Na ilha de Jeju, no sul da Coreia do Sul, há séculos um grupo de mulheres desafia as águas frias do Mar do Leste — conhecido também como Mar do Japão — armadas apenas com uma faca, um par de nadadeiras e a coragem de quem aprendeu a respeitar o mar desde o berço. Elas são as haenyeo, as lendárias 'mulheres do mar', guardiãs de uma tradição que mistura aventura, ciência e resistência.
As haenyeo mergulham até 15 metros de profundidade em busca de moluscos, ouriços, pepinos-do-mar e algas marinhas. Tudo isso sem tanques de oxigênio ou tecnologia sofisticada. A única fonte de ar é o que cabe nos próprios pulmões — e a respiração pausada que aprendem desde jovens.
Com turnos que duram até sete horas, mesmo sob o rigor do inverno coreano, essas mulheres enfrentam riscos extremos: doenças de descompressão, encontros com tubarões, redes de pesca traiçoeiras e, não raro, a perda auditiva provocada pelas variações de pressão.
Mas não é apenas a coragem que chama a atenção do mundo. É o que o corpo dessas mulheres é capaz de fazer — e o que ele pode ensinar à ciência.
Um estudo internacional iniciado em 2019 revelou algo surpreendente: a genética das haenyeo guarda adaptações raras que podem oferecer respostas a problemas que afetam milhões de pessoas no mundo todo, como hipertensão e resistência ao frio extremo.
A geneticista Diana Aguilar Gómez, da Universidade da Califórnia em Berkeley, liderou as análises que compararam haenyeo ativas com outras mulheres da ilha e de diferentes regiões da Coreia. A diferença era clara. Nos chamados 'mergulhos simulados', a frequência cardíaca das haenyeo despencava muito mais rapidamente — um reflexo fisiológico que permite conservar oxigênio durante os mergulhos.

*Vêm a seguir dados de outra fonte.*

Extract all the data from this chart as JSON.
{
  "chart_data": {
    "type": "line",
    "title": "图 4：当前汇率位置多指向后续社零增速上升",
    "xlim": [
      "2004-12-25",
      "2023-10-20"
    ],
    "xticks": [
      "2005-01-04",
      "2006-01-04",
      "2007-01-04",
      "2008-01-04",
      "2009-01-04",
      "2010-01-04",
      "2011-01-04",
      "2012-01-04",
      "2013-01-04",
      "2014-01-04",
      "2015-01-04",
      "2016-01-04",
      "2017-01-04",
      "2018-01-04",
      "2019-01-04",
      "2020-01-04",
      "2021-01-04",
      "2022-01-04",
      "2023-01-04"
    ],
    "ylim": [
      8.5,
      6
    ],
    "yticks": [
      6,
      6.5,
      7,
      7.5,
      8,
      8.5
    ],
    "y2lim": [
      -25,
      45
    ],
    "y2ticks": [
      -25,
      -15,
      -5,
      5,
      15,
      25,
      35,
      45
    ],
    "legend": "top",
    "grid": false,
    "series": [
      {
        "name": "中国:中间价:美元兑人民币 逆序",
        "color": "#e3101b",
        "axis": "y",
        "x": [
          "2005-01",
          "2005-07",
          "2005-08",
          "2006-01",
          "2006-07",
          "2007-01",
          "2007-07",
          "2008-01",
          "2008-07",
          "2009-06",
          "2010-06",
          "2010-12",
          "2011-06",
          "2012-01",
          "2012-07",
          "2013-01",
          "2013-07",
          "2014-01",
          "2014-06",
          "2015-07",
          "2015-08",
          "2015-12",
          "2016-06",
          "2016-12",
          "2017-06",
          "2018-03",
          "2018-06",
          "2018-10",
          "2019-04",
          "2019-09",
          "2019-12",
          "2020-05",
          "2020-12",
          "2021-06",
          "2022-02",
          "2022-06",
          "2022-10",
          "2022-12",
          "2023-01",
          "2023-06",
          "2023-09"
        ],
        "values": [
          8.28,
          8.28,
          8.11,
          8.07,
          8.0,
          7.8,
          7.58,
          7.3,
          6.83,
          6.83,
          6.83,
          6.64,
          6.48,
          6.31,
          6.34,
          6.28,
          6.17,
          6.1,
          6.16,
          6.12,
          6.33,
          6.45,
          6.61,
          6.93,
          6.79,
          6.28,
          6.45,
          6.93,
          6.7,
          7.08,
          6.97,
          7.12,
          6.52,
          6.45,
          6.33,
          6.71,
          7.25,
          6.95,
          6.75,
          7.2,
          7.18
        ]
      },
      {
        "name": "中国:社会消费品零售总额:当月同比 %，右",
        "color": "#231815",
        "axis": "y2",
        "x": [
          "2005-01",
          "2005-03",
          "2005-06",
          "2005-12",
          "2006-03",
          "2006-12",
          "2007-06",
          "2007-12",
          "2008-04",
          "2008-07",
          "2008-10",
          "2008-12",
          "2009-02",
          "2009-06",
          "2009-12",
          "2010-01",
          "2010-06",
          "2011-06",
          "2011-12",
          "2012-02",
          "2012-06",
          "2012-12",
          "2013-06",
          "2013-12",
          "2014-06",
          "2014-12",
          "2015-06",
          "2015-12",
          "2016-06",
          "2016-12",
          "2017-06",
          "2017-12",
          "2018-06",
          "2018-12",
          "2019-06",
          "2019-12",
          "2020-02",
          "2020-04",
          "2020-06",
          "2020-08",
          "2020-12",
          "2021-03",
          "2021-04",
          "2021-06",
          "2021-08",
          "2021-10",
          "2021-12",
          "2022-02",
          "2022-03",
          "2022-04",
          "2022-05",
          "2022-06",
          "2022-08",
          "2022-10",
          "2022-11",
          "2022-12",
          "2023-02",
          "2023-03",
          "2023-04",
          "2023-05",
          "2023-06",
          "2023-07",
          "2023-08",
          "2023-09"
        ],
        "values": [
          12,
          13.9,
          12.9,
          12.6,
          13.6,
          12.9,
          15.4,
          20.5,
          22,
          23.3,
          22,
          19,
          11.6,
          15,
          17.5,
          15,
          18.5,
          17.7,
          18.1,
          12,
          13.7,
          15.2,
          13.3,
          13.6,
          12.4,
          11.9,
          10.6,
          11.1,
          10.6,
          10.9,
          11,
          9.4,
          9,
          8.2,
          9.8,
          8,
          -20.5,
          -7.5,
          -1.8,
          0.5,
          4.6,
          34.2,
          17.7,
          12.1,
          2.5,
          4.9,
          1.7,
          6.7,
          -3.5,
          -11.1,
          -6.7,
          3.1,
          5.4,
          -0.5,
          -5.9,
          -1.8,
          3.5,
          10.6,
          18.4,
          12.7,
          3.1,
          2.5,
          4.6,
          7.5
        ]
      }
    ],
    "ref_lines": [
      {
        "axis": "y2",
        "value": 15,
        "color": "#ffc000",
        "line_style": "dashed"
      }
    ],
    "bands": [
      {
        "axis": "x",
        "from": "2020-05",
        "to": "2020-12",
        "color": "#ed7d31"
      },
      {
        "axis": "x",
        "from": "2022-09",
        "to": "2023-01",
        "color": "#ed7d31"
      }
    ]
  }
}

Mas o maior achado veio do DNA: uma variante genética que parece ajudar a regular a pressão arterial — um possível fator de proteção contra pré-eclâmpsia e outras doenças vasculares —, além de uma mutação associada à resistência ao frio, adquirida em gerações que mergulhavam o ano todo, até mesmo com trajes de algodão no auge do inverno.
Para Aguilar, essas descobertas podem ser o primeiro passo para novos tratamentos médicos. “A ciência é como um jogo de montar. Nós entregamos algumas peças e outros pesquisadores construirão com elas. Mas tudo começou com as haenyeo”, disse à BBC.
Nos anos 1960, havia mais de 30 mil haenyeo em Jeju. Hoje, são menos de 3 mil — e mais de 80% delas têm mais de 60 anos. O mergulho livre, que já foi o sustento de milhares de famílias, perdeu espaço para empregos mais seguros e confortáveis no turismo e nos serviços.
Apesar disso, o espírito das haenyeo resiste.
Na ilha de Geoje, a jovem Sohee Jin, de 32 anos, trocou a rotina urbana de Busan para mergulhar entre as rochas. Hoje, ela compartilha sua rotina nas redes sociais, inspira outras jovens, aparece na televisão e até participou de um filme.
Com sua amiga Jungmin Woo, também mergulhadora, lidera uma nova geração que luta para adaptar a tradição ao século 21. Juntas, enfrentam não só os desafios do mar, mas também os impactos das mudanças climáticas, redes ilegais de pesca e a invisibilidade que ainda ronda o trabalho das haenyeo.
As haenyeo são mais do que uma curiosidade cultural: são símbolo de um modo de vida em que o mar não é inimigo, mas extensão do corpo e da alma.
O ofício passado de mãe para filha construiu uma sociedade onde o feminino tem voz, onde o trabalho duro é sinônimo de respeito, e onde o oceano, com toda sua força e mistério, encontra mulheres dispostas a enfrentá-lo de igual para igual — todos os dias.
Hoje, além de Patrimônio Cultural Imaterial da Humanidade reconhecido pela Unesco, as haenyeo são também guardiãs de um conhecimento genético raro, com potencial de salvar vidas.
Elas mergulham, mas não afundam. Elas desafiam a natureza, mas com reverência. Elas são, antes de tudo, herdeiras de um mundo que insiste em não ser esquecido.